Delete Indicators Automatically

Analysts can create deletion rules to define filtering criteria for the flow of indicators generated by Cytomic Orion. When an indicator that matches the criteria defined for a deletion rule is detected, it is assigned the status Deleted and removed from the list of indicators. Indicators marked as Deleted are temporarily moved to the recycle bin, although if an indicator was previously assigned to an investigation, it is not removed from it.

Indicators marked as Deleted are held in the recycle bin for seven days. After that time, they are permanently removed from Cytomic Orion.

Add a Deletion Rule

You create deletion rules from a single indicator. Before you begin the process to create a rule, make sure that only one indicator is selected in the list.

  • In the top menu, select Indicators. Select an indicator by using the relevant checkbox.

  • In the toolbar, select Add automatic deletion rule (4). A dialog box opens that shows information about the indicator you want to delete.

Or

  • Click the context menu (2) next to the checkbox or right-click any of the indicator’s fields to open the drop-down menu. Select Add automatic deletion rule.

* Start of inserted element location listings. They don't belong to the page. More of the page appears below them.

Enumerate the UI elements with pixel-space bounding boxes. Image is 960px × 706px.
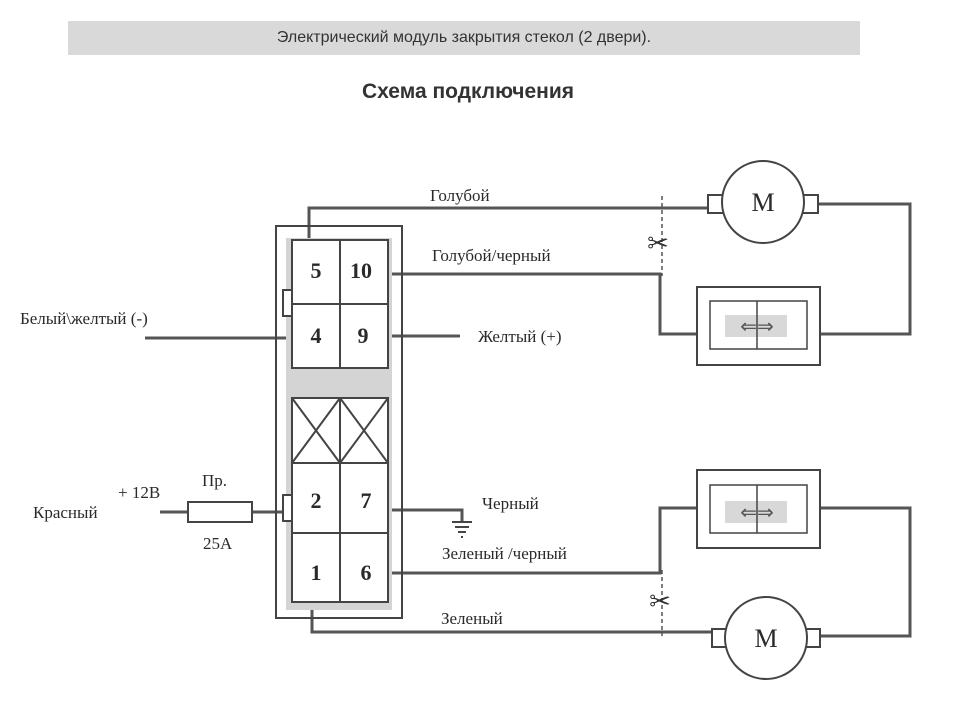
scissors-icon: ✂ [649,587,671,617]
pin-9: 9 [358,323,369,348]
label-plus12: + 12В [118,483,160,502]
pin-5: 5 [311,258,322,283]
switch-top-arrows: ⇐⇒ [740,314,774,338]
wire-green [310,506,912,638]
module-housing [275,225,403,619]
label-fuse: Пр. [202,471,227,490]
pin-4: 4 [311,323,322,348]
label-blue-black: Голубой/черный [432,246,551,265]
wire-black [390,508,464,522]
fuse [187,501,253,523]
label-black: Черный [482,494,539,513]
wire-blue [307,202,912,336]
pin-1: 1 [311,560,322,585]
label-red: Красный [33,503,98,522]
label-fuse-rating: 25А [203,534,233,553]
connector-top [291,239,389,369]
label-yellow: Желтый (+) [478,327,562,346]
pin-6: 6 [361,560,372,585]
ground-icon [452,521,472,538]
pin-7: 7 [361,488,372,513]
wire-green-black [390,506,697,575]
motor-bottom-label: M [754,624,777,653]
header-title: Электрический модуль закрытия стекол (2 … [276,29,652,46]
label-white-yellow: Белый\желтый (-) [20,309,148,328]
header-bar: Электрический модуль закрытия стекол (2 … [68,21,860,55]
label-green-black: Зеленый /черный [442,544,567,563]
window-switch-top [696,286,821,366]
pin-10: 10 [350,258,372,283]
scissors-icon: ✂ [647,229,669,259]
wire-blue-black [390,272,697,336]
motor-bottom [711,596,821,680]
pin-2: 2 [311,488,322,513]
window-switch-bottom [696,469,821,549]
connector-bottom [291,397,389,603]
diagram-subtitle: Схема подключения [361,80,575,103]
motor-top [707,160,819,244]
label-blue: Голубой [430,186,490,205]
label-green: Зеленый [441,609,503,628]
switch-bottom-arrows: ⇐⇒ [740,500,774,524]
motor-top-label: M [751,188,774,217]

  • Fill in the fields for the deletion rule:

    • Name: Name of the deletion rule.

    • Description: Text field where the analyst can specify the reasons for deleting indicators.

  • Fill in the fields that describe the indicators you want to delete:

    • Client ID: Specify the client IDs associated with the indicators you want to delete. All deletion rules must have at least one associated client. Click the icon to select the clients, or copy and paste a list of client IDs separated by commas.

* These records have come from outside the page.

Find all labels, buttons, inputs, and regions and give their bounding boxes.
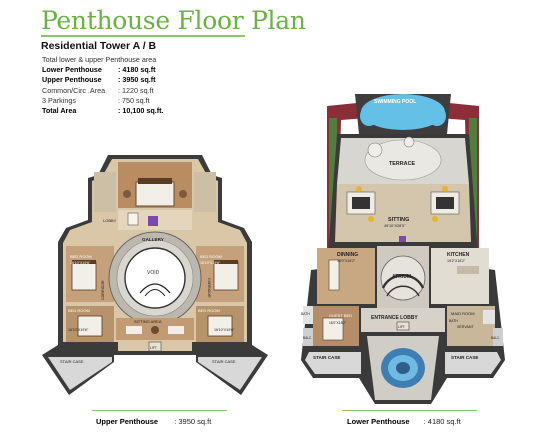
lower-sitting-label: SITTING — [388, 217, 409, 223]
lower-stair-left-label: STAIR CASE — [313, 355, 340, 360]
upper-sitting-area-label: SITTING AREA — [134, 319, 162, 324]
lower-bath-a-label: BATH — [301, 312, 310, 316]
upper-bedroom-low-left-label: BED ROOM — [68, 308, 90, 313]
area-row: Total Area : 10,100 sq.ft. — [42, 106, 164, 116]
lower-caption-name: Lower Penthouse — [347, 417, 410, 426]
area-row-value: : 10,100 sq.ft. — [118, 106, 164, 116]
lower-dinning-label: DINNING — [337, 252, 358, 258]
lower-balc-a-label: BALC — [303, 336, 312, 340]
upper-bedroom-low-right-label: BED ROOM — [198, 308, 220, 313]
upper-bedroom-low-left-dims: 16'10"X19'6" — [68, 328, 89, 332]
upper-stair-left-label: STAIR CASE — [60, 359, 84, 364]
upper-bedroom-left-label: BED ROOM — [70, 254, 92, 259]
area-row: Lower Penthouse : 4180 sq.ft — [42, 65, 164, 75]
lower-guest-dims: 16'0"X18'2" — [329, 321, 347, 325]
upper-lift-label: LIFT — [150, 346, 157, 350]
page-title: Penthouse Floor Plan — [41, 6, 306, 35]
lower-caption-area: : 4180 sq.ft — [423, 417, 461, 426]
area-row-value: : 1220 sq.ft — [118, 85, 154, 95]
lower-plan-caption: Lower Penthouse : 4180 sq.ft — [347, 417, 461, 426]
page-subtitle: Residential Tower A / B — [41, 40, 157, 52]
lower-bath-b-label: BATH — [449, 319, 458, 323]
upper-void-label: VOID — [147, 270, 160, 276]
upper-corridor-left-label: CORRIDOR — [101, 280, 105, 300]
lower-kitchen-label: KITCHEN — [447, 252, 470, 258]
upper-caption-rule — [92, 410, 227, 411]
area-row: Common/Circ .Area : 1220 sq.ft — [42, 86, 164, 96]
area-row-label: Total Area — [42, 106, 77, 116]
area-row: Upper Penthouse : 3950 sq.ft — [42, 75, 164, 85]
upper-penthouse-plan: LOBBY BED ROOM 16'10"X19'6" BED ROOM 16'… — [42, 155, 268, 395]
area-row-label: Upper Penthouse — [42, 75, 102, 85]
title-underline — [41, 35, 245, 37]
area-table: Total lower & upper Penthouse area Lower… — [42, 55, 164, 116]
upper-lobby-label: LOBBY — [103, 218, 117, 223]
upper-bedroom-right-label: BED ROOM — [200, 254, 222, 259]
lower-pool-label: SWIMMING POOL — [374, 99, 416, 105]
upper-bedroom-right-dims: 16'10"X19'6" — [200, 261, 221, 265]
upper-caption-name: Upper Penthouse — [96, 417, 159, 426]
lower-maid-label: MAID ROOM — [451, 311, 475, 316]
upper-bedroom-left-dims: 16'10"X19'6" — [70, 261, 91, 265]
upper-caption-area: : 3950 sq.ft — [174, 417, 212, 426]
lower-terrace-label: TERRACE — [389, 161, 415, 167]
upper-gallery-label: GALLERY — [142, 237, 164, 242]
lower-kitchen-dims: 19'2"X18'2" — [447, 259, 466, 263]
lower-dinning-dims: 16'0"X18'2" — [337, 259, 356, 263]
lower-penthouse-plan: SWIMMING POOL TERRACE SITTING 49'10"X28'… — [301, 94, 505, 404]
area-row-label: Lower Penthouse — [42, 65, 102, 75]
area-row-label: 3 Parkings — [42, 95, 76, 105]
upper-corridor-right-label: CORRIDOR — [207, 278, 211, 298]
upper-stair-right-label: STAIR CASE — [212, 359, 236, 364]
area-row-value: : 3950 sq.ft — [118, 75, 156, 85]
lower-stair-right-label: STAIR CASE — [451, 355, 478, 360]
area-row-label: Common/Circ .Area — [42, 85, 106, 95]
lower-lift-label: LIFT — [398, 325, 405, 329]
lower-servant-label: SERVANT — [457, 325, 474, 329]
lower-balc-b-label: BALC — [491, 336, 500, 340]
lower-atrium-label: ATRIUM — [392, 274, 411, 280]
area-row-value: : 4180 sq.ft — [118, 65, 156, 75]
area-row: 3 Parkings : 750 sq.ft — [42, 96, 164, 106]
upper-plan-caption: Upper Penthouse : 3950 sq.ft — [96, 417, 211, 426]
lower-caption-rule — [342, 410, 477, 411]
area-table-intro: Total lower & upper Penthouse area — [42, 55, 157, 64]
lower-sitting-dims: 49'10"X28'5" — [384, 224, 406, 228]
area-row-value: : 750 sq.ft — [118, 95, 150, 105]
upper-bedroom-low-right-dims: 16'10"X19'6" — [214, 328, 235, 332]
lower-entrance-label: ENTRANCE LOBBY — [371, 315, 418, 321]
lower-guest-bed-label: GUEST BED — [329, 313, 352, 318]
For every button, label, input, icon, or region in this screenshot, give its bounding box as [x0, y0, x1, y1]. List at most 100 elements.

    • Hunting Rule: This is the name of the hunting rule that generated the indicators you want to delete. This is an optional field.

    • MUID: Specify the computer IDs associated with the indicators you want to delete. Click the icon to select the MUIDs, or copy and paste a list of MUIDs separated by commas. This is an optional field.

    • Computer: Specify the names of the computers where the indicators you want to delete originated. Click the icon to select the computers, or copy and paste a list of computer names separated by commas. This is an optional field.

    • Details: Specify the Details field for the indicators you want to delete. You can determine the exact content of the field with the Equals option, or flexibly with a regular expression by using the RegEx option. For more information, see Manage Deletion Rules.

By default, deletion rules are created as restrictively as possible, and it is up to analysts to disable the optional fields they deem unnecessary in order to make the rule more flexible.

If you define multiple criteria for a deletion rule, the logical operator AND is used. This way, only those indicators that meet all the criteria set out in the deletion rule are filtered.

Regular Expressions

For more information about the syntax allowed in regular expressions, see https://docs.microsoft.com/en-us/dotnet/standard/base-types/regular-expression-language-quick-reference.
To validate the regular expressions created, see http://regexstorm.net/tester.

Cytomic Orion supports RegEx C to describe flexible patterns in the Details field of indicators. As with most languages used to describe character patterns, you must escape those characters considered special or belonging to the language itself. To this end, the “\” character is used in RegEx C.

To help with the development of regular expressions, there is a preview panel which enables you to check whether the patterns you want to search for match the regular expression as you write it.

To generate a regular expression, select the RegEx option from the drop-down menu in the Details field. The content of the field updates with a regular expression that meets the content of the preview panel. All the special characters are escaped automatically by the console to make it easier for the analyst to edit the regular expression.

Example of Exclusion Created by Using Regular Expressions in the Details Field

You want to remove from the Indicators panel all executions of the net.exe tool when it tries to add the “gcch\GG_SEC_IBM_PC_Admins” user to the administrators group, because it is a frequent action but risk free.

The indicator generated by Cytomic Orion in this situation is this:

{

“contents”:

[

{

“ChildPath”: “SYSTEM|\net.exe”,

“CommandLine”: “net localgroup administrators “gcch\GG_SEC_IBM_PC_Admins” /add”,

“ParentPath”: “SYSTEM|\cmd.exe”,

“extendedInfo”:“”,

“loggedUser”: “NT AUTHORITY\SYSTEM”

}

]

}

The indicator is shown in a compact format in the Details field of the Cytomic Orion console:

{“contents”:[{“ChildPath”:“SYSTEM|\net.exe”,“CommandLine”:“net localgroup administrators “gcch\GG_SEC_IBM_PC_Admins /add”,“ParentPath”:“SYSTEM|\cmd.exe”,”extendedInfo”:“”,“loggedUser”: “NT AUTHORITY\SYSTEM”}]}

The regular expression that filters indicators by the content of the Details field according to the criteria established by the analyst would be:

{"ChildPath":"SYSTEM\|\\net.exe".+gcch\\GG_SEC_IBM_PC_Admins

The preview panel enables you to verify that the regular expression defined generates the character pattern that matches the content of the indicator’s Details field.